More than 350 colleges assigned a book to their freshmen last summer. That is, each college picked one book as a common reading. That book was sent on a large mission. Its first job was to create community among the students by giving them something beyond social networking as a shared experience. The book is also meant to introduce pre-freshmen to college-level reading. Behind this lurks a third hope: engaging the half-hearted so they don’t drop out.
The books college pick, however, often betray these purposes. That’s because the common readings are dull and predictable. When I wrote the National Association of Scholars’ new report, Beach Books: 2014-2016: What Do Colleges and Universities Want Students to Read Outside Class?, I found that the typical assignment is a recent memoir with a simple story told in an even simpler style. This year’s most assigned book was Wes Moore’s The Other Wes Moore: One Name, Two Fates (2010). It tells how Moore, a poor black kid on the streets of crime-ridden Baltimore, overcame the odds to become a Rhodes Scholar, a decorated army officer, and a White House Fellow. He discovers a namesake in Baltimore who instead became a crack dealer and convicted murderer. Moore challenges the reader to do something for all the Wes Moores who weren’t as fortunate as he.
The Other Wes Moore fits a formula: an uplifting tale told by a young hero who faces down social injustice, triumphs over adversity, and inspires us to do our part as well. It must be told in words a ninth grader can understand.

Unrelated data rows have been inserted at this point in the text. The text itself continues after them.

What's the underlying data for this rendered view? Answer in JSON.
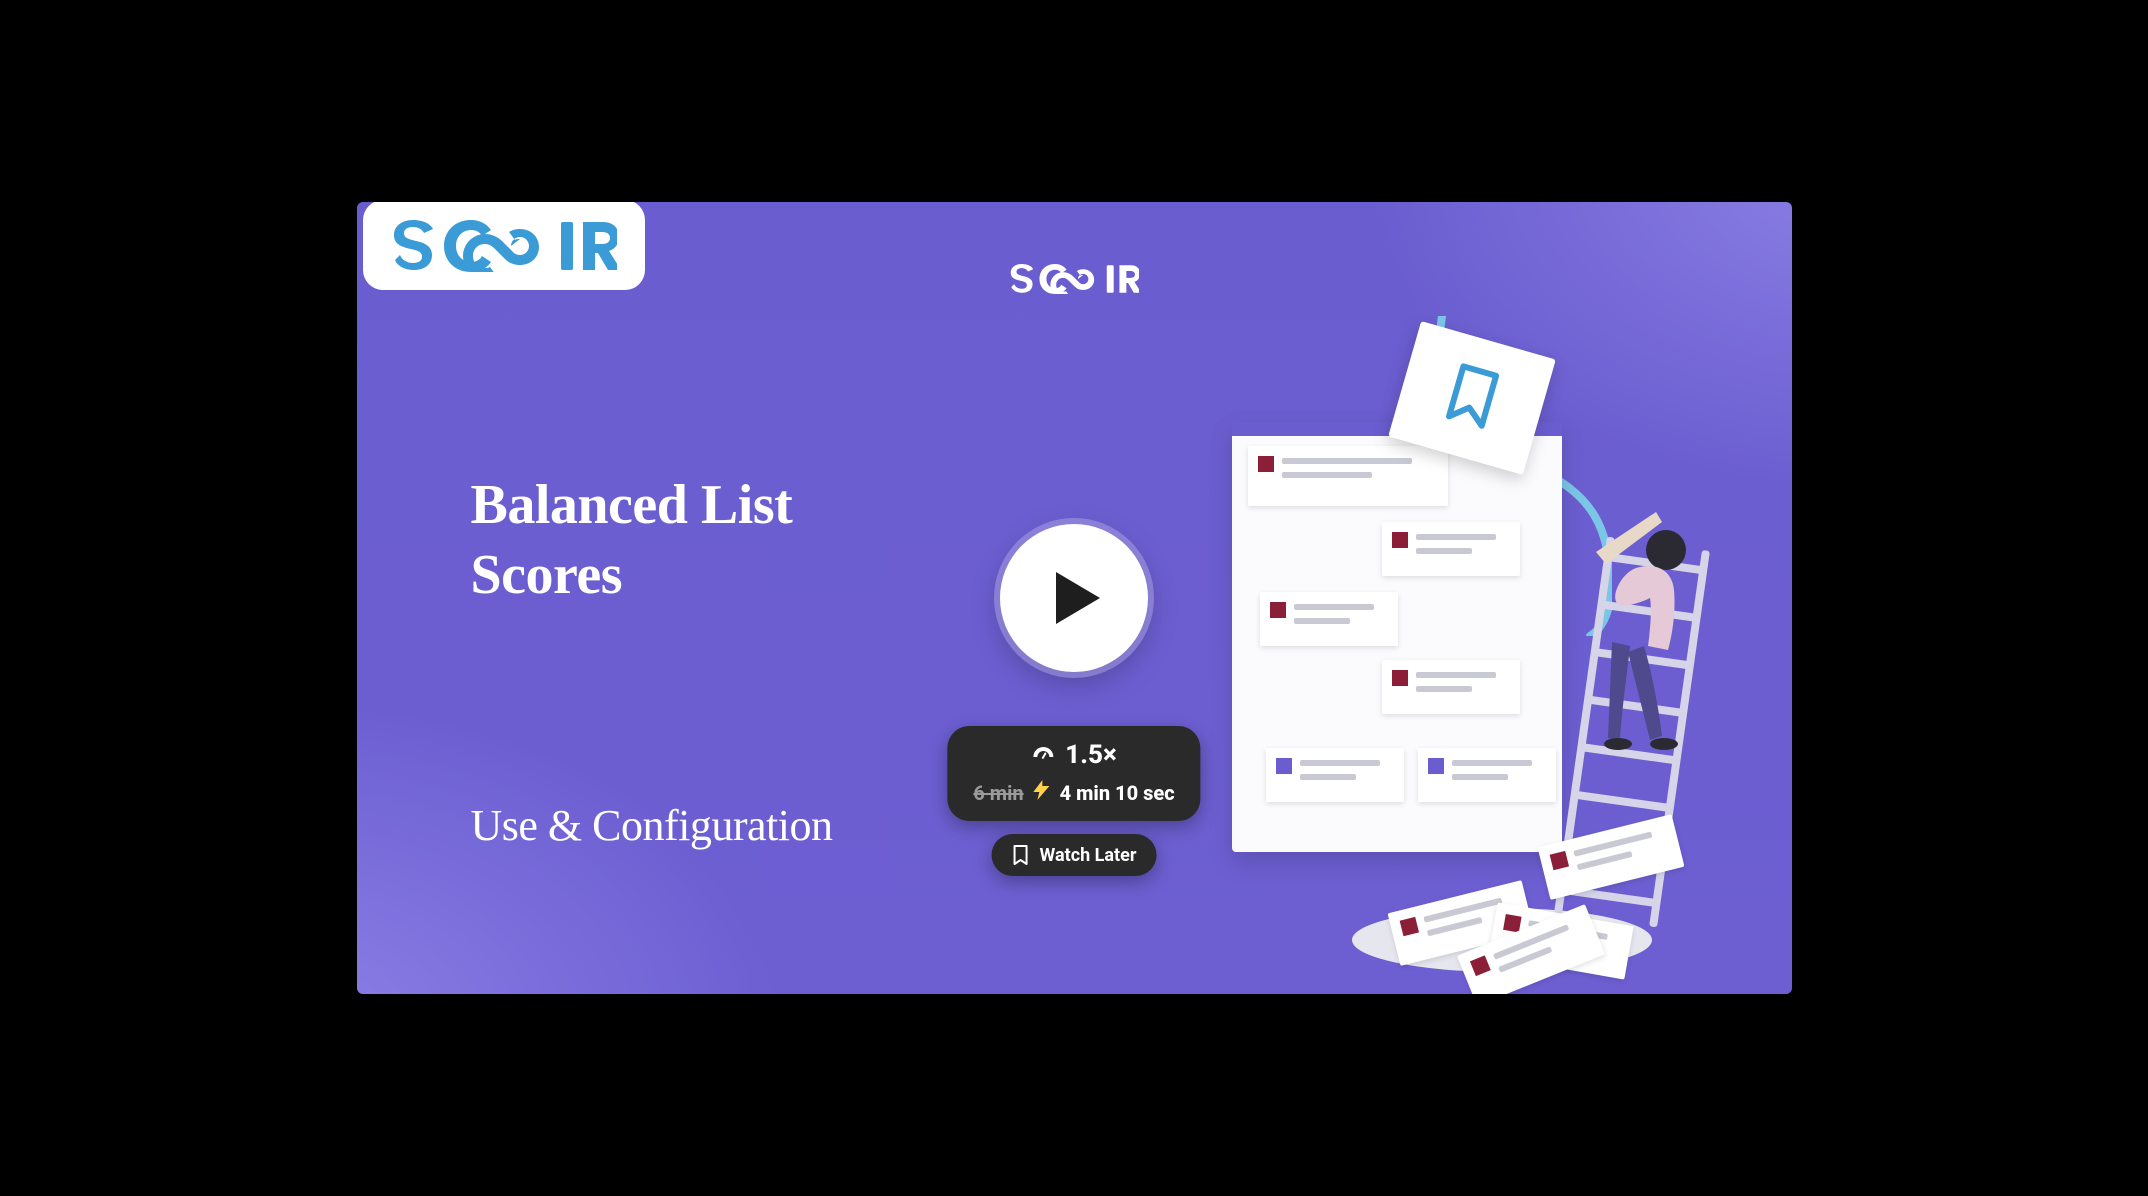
{
  "brand": {
    "name": "SCOIR",
    "accent": "#3a9bd6"
  },
  "thumbnail": {
    "title_line1": "Balanced List",
    "title_line2": "Scores",
    "subtitle": "Use & Configuration",
    "header_logo_text": "SCOIR"
  },
  "playback": {
    "speed_label": "1.5×",
    "original_duration": "6 min",
    "effective_duration": "4 min 10 sec",
    "watch_later_label": "Watch Later"
  },
  "colors": {
    "bg_purple": "#6a5dcf",
    "bg_purple_light": "#8c80e6",
    "pill_bg": "#2a2a2a",
    "accent_red": "#8c1f38"
  }
}
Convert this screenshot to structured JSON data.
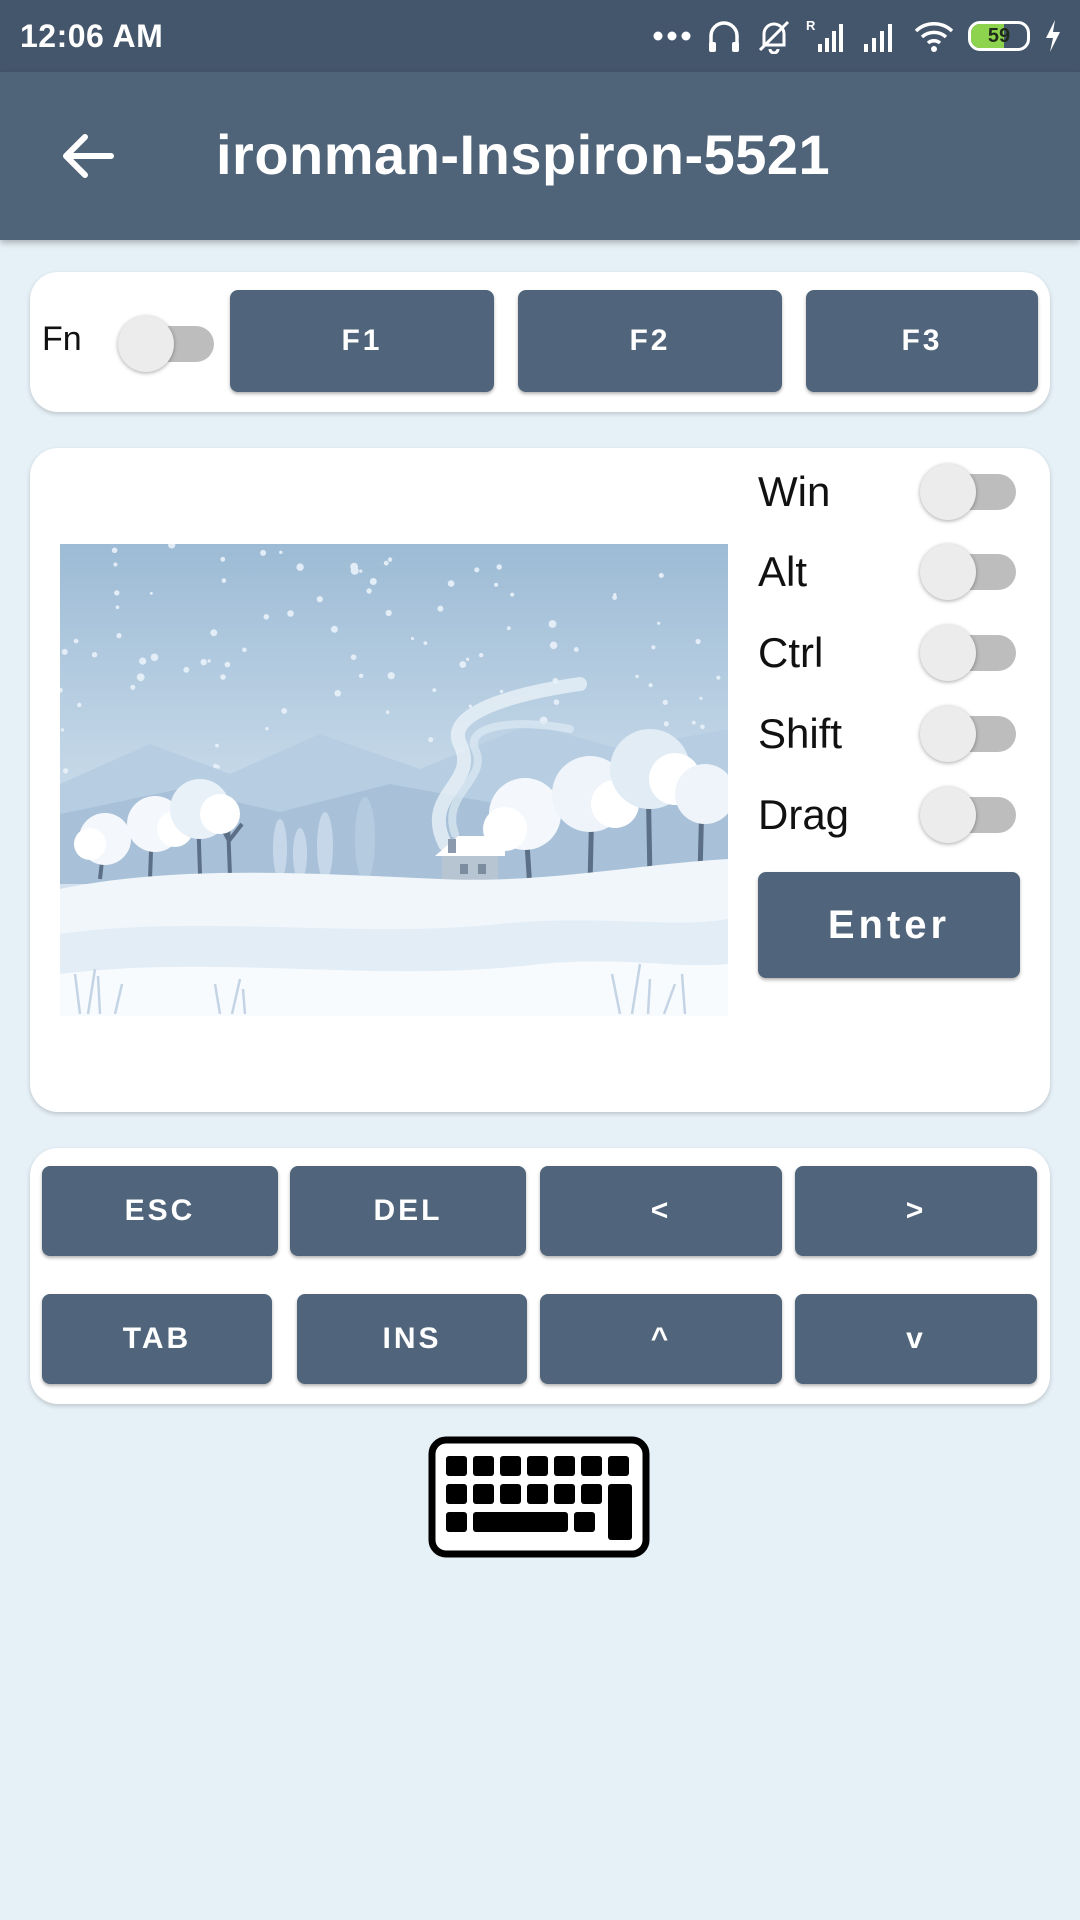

Almost three-quarters of colleges choose a memoir or a popular biography. The rest mostly choose young-adult novels that follow the same formula. Five colleges in the last two years have assigned Sherman Alexie’s The Absolutely True Diary of a Part-Time Indian (2007) and three colleges assigned The Fault in Our Stars (2012), John Green’s tale of teen romance in the cancer ward. Comic books also make the cut: Nine schools in the last two years assigned March (2013). In it civil rights icon John Lewis, with the help of a co-writer and a graphic artist, tells how he came to march on the Edmund Pettus Bridge in Selma, Alabama on “Bloody Sunday,” March 7, 1965. Written at a fourth-grade level, March may help “build community,” but it doesn’t have much to do with introducing students to college reading.
Nearly all the books campaign for progressive causes. Joshua Davis’ Spare Parts: Four Undocumented Teenagers, One Ugly Robot, and the Battle for the American Dream (2014) celebrates illegal immigrants. Enrique’s Journey (2006) tugs the heartstrings for a teenage drug-using thief who sneaks across the border. Amnesty anyone? Naomi Klein’s This Changes Everything: Capitalism vs. the Climate (2014), Naomi Oreskes and Eric Conway’s The Collapse of Western Civilization: A View from the Future (2014), and Edward Humes’ Garbology: Our Dirty Love Affair with Trash (2012) say amen to anti-capitalist environmentalism. Katie Rain Hill’s Rethinking Normal: A Memoir in Transition (2014) and Amy Ellis Nutt’s Becoming Nicole: The Transformation of an American Family (2015) drag students to the cutting edge of transgender activism.
Common readings tell us of the coming storms. Colleges are admitting large numbers of semi-literate students who—POW! ZAP!—can’t read much more than comic books. Students stunted by K-12 education that skips over most of American history are ready only for stories of Right Now. Students immersed in Instagram, Pinterest, Snapchat, and Twitter have little patience for anything but ego-centric story-telling. They want “selfie books”: snapshots of themselves that look good.
The colleges imprint the students’ blank minds with their social justice agenda. No one should be surprised by the surge of support for socialism that has raised Bernie’s boat in the Democratic primaries. Common readings are all about a progressive Mr. Smith going to Washington. Bernie’s story is the story of every common reading.
There’s proof it doesn’t have to be this way. The University of Kansas assigned Hemingway’s A Farewell to Arms. Bates College assigned Our Declaration: A Reading of the Declaration of Independence in Defense of Equality. Here and there colleges assign a play by Shakespeare or a novel by Graham Greene. Colleges don’t have to sink to the level of their least capable students. Nor do they have to turn every common reading assignment into a progressive morality tale. Let’s help them turn the page.
David Randall earned a Ph.D. in history from Rutgers University and is director of communications at the National Association of Scholars.